I didn’t plan where to walk to, but loaded up the Strava map, walked towards nearby Bournville, down past Cadbury World, and kept on walking, in a direction I hadn’t gone before. This was a once-daily state-sanctioned exercise walk on a sunny day, between Zoom meetings and production time, and I wanted to make the most of it. I was interested in incorporating nearby green spaces so walked in the direction of some green bits of the map I didn’t recognise. I ended up walking through Valley Parkway, Merritts Brook Greenway, through Woodlands Park, for around an hour and a half, spanning 6km.

I listened to music, put one foot in front of the other, and just walked. It was... incredible. Even though I walk all the time, the combination of many factors configured into something very distinctive, interesting and useful.
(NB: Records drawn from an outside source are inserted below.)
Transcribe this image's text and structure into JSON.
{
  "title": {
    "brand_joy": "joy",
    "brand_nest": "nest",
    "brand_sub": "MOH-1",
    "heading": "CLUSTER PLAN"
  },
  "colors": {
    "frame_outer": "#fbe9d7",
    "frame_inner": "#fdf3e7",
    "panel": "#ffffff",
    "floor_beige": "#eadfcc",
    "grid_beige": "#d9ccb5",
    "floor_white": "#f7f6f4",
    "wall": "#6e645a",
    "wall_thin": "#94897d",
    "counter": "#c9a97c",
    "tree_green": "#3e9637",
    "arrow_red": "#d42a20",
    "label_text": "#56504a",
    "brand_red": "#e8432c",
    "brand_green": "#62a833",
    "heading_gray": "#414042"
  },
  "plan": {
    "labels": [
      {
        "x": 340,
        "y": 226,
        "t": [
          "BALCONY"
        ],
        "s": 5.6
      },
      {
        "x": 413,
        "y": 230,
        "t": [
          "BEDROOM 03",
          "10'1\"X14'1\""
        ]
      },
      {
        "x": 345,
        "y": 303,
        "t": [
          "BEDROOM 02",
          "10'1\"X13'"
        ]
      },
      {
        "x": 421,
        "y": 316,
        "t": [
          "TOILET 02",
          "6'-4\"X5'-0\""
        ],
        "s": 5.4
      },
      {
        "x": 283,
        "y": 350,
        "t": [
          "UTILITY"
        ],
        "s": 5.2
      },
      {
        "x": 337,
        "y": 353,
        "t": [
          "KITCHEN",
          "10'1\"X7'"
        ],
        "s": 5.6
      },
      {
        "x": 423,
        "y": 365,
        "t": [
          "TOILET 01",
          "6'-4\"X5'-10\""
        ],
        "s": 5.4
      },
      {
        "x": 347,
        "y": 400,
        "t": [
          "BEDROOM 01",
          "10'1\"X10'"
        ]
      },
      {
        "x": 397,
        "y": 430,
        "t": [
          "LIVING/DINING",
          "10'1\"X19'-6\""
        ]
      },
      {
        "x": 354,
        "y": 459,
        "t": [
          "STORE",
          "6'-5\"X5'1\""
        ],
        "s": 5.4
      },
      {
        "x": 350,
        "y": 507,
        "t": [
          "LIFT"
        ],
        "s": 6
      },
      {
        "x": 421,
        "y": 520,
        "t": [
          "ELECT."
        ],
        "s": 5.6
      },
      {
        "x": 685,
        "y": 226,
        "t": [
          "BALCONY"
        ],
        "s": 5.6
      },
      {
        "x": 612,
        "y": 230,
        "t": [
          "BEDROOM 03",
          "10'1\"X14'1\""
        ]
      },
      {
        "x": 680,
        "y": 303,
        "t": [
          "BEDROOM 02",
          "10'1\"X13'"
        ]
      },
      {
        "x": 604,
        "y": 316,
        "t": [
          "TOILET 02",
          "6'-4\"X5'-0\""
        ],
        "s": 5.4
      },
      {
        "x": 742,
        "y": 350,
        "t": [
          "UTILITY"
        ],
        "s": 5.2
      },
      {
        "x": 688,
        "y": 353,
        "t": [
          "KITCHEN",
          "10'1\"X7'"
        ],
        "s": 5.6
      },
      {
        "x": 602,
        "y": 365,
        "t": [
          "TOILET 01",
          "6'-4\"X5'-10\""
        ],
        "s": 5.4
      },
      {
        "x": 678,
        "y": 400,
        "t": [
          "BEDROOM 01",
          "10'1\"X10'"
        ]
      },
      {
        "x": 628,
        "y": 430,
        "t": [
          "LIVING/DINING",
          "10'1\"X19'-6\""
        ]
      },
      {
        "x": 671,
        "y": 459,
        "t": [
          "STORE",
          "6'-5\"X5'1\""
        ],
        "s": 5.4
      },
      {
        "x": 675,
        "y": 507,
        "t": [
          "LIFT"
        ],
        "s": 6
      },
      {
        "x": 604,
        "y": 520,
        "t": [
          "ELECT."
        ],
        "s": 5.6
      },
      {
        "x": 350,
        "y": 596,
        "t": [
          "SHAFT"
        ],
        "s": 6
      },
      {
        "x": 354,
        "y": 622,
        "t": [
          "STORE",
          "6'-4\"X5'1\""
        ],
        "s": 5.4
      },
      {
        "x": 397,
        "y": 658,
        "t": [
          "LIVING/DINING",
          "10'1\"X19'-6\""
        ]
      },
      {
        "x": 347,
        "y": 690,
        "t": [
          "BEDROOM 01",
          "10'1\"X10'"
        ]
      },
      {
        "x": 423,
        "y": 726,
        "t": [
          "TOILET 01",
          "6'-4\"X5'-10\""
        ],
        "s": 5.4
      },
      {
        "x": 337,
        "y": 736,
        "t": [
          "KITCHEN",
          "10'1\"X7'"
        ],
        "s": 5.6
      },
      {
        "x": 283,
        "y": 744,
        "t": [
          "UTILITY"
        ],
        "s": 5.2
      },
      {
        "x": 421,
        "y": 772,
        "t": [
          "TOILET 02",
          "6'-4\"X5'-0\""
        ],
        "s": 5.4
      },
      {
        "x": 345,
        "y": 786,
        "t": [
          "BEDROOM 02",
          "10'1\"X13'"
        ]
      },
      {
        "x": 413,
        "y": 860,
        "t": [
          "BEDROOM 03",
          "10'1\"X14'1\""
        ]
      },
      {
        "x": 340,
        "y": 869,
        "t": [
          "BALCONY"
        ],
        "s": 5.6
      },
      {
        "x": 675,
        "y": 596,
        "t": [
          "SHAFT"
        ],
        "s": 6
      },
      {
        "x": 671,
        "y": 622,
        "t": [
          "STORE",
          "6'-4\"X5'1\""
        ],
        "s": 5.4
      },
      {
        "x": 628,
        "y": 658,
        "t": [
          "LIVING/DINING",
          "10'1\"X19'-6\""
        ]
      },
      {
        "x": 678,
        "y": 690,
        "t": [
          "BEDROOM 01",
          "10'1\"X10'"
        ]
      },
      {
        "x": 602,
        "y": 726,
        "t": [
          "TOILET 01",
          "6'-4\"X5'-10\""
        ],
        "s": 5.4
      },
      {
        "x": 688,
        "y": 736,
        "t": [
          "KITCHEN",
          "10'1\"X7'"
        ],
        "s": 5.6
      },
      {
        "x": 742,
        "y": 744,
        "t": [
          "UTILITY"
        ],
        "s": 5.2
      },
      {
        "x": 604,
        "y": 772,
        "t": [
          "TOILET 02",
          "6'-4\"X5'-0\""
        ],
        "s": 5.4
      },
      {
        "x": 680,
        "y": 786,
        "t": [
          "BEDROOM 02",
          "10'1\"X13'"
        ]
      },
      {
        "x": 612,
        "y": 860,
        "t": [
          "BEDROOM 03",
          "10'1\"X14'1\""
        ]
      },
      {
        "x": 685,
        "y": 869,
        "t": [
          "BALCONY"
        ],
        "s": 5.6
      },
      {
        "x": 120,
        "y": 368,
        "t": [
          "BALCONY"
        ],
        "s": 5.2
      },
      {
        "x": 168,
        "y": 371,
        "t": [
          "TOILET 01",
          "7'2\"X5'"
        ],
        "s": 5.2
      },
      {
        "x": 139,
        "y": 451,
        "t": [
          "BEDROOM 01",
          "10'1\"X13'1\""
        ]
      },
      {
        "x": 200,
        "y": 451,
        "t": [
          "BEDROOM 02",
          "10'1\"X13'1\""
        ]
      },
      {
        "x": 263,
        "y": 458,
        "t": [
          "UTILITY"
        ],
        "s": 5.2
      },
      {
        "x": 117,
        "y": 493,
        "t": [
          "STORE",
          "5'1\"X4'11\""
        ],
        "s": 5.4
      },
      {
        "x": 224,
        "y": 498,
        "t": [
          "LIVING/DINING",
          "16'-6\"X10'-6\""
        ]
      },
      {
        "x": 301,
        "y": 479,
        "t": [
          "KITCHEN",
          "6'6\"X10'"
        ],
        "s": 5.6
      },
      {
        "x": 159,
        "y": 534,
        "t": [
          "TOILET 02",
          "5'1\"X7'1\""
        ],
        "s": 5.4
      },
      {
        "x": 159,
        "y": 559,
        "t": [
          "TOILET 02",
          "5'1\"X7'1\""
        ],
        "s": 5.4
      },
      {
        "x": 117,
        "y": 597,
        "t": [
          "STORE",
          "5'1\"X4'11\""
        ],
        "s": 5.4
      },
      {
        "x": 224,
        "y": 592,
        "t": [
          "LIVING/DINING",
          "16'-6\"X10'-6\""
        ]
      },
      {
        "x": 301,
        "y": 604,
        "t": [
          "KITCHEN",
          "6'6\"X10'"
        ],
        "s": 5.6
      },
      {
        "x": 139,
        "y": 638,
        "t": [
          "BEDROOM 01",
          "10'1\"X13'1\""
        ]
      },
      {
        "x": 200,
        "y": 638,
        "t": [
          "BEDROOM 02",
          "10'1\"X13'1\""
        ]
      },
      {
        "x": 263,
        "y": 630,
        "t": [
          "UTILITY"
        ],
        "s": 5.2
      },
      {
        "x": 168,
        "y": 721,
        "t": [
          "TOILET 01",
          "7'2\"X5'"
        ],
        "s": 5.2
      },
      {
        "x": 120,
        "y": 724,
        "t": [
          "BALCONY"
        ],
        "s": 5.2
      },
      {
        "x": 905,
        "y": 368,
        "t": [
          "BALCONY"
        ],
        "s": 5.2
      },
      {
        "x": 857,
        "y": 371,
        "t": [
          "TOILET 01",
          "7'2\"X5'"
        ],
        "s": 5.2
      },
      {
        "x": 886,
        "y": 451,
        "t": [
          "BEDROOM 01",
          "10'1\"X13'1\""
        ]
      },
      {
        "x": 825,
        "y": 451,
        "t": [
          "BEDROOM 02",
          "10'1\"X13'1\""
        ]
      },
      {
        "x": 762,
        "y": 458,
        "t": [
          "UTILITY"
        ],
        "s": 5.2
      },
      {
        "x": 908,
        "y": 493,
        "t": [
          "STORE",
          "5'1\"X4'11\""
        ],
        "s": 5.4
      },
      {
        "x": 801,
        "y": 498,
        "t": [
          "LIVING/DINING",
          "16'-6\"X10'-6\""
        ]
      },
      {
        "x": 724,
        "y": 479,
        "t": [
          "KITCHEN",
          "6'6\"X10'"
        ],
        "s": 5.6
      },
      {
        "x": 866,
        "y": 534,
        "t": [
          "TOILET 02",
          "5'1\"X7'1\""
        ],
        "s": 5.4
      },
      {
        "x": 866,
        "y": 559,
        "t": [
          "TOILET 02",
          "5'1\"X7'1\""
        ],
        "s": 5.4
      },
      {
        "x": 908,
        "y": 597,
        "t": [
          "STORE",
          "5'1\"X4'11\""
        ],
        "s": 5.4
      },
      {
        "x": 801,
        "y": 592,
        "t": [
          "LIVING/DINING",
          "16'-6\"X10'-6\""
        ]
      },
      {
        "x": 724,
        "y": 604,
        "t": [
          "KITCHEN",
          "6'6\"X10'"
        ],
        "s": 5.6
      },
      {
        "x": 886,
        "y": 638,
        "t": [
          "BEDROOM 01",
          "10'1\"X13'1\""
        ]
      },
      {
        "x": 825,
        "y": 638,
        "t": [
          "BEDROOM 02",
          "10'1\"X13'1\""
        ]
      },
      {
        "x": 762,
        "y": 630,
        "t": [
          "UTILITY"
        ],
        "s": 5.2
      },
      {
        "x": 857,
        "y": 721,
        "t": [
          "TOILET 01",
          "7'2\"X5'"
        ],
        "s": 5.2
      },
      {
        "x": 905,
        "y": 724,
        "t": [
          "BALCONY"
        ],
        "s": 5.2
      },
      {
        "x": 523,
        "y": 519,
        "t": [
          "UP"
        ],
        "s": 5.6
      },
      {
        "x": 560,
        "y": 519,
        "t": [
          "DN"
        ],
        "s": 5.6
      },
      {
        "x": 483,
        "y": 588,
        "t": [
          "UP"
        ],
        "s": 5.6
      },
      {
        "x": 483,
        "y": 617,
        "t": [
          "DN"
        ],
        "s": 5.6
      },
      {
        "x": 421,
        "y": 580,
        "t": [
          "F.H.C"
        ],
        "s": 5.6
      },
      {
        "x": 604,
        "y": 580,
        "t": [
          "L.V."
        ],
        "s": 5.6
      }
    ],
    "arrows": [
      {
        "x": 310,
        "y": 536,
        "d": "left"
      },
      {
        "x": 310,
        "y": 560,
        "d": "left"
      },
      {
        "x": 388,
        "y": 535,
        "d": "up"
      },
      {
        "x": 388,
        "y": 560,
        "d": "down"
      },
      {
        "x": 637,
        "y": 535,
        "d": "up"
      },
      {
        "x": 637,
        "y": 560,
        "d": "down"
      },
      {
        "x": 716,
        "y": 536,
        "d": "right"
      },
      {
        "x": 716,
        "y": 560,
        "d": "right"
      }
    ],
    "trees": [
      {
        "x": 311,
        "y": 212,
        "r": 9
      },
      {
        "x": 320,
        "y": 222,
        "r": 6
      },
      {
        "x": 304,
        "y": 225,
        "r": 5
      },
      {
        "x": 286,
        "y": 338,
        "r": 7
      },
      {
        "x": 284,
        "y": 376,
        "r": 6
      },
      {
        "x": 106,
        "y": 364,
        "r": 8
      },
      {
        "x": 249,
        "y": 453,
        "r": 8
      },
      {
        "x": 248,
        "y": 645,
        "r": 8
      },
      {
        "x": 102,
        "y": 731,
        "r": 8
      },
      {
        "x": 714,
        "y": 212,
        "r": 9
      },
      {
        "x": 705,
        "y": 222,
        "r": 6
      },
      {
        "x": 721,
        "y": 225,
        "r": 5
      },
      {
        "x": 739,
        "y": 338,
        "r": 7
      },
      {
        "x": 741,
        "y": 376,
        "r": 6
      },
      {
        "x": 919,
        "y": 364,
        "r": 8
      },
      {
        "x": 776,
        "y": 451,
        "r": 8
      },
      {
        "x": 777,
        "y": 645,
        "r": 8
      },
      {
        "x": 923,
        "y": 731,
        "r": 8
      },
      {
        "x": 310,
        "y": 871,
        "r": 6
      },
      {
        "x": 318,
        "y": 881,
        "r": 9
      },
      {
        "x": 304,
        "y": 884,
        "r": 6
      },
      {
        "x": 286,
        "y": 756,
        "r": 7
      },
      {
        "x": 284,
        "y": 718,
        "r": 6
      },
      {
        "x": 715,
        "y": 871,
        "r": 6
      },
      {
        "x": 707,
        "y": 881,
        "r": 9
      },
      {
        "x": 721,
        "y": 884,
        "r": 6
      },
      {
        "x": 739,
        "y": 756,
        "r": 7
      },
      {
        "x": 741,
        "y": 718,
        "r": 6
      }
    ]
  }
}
When first heading out for the walk I was filled with some frustration and negativity, disappointed to not be at Rabbits Road Press this week for their Spring School due to COVID-19, so the walk was partly to give myself a good talking to and get into the right headspace for the working week ahead, no longer able to take a week away due to the responsivity needed in our organisation in relation to so many things interconnecting with the pandemic.

Without expectation, thinking led to understanding which led to feeling differently. The walk weirdly turned into what I recognised as my practice in action; a walking residency, drawing a line onto the map. I’d been daydreaming for a while about both drawing and walking as thinking in motion, and it felt like those pieces started to make a lot more sense. I understood for the first time that the walk itself was a drawing, rather than necessarily needing to yield observational sketches or detailed illustrations. I thought of Richard Long and Francis Alÿs. I thought of Marina Abramovic, of Sophie Calle, of Fluxus; of Surrealists and Situationists. I thought of my work existing within everyday action in a way that it always had, but that I’d always demanded more from, more certainty, more labour, more productivity, more skill. I thought of all the previous projects which had actually been drawn out of walking, travelling and mapping that I hadn’t considered in that way before. It was the first time where I felt like I hadn't planned and executed something meticulously, and that I genuinely didn't know where it would lead me.

I decided to write this all out, go walking again and see what happened next.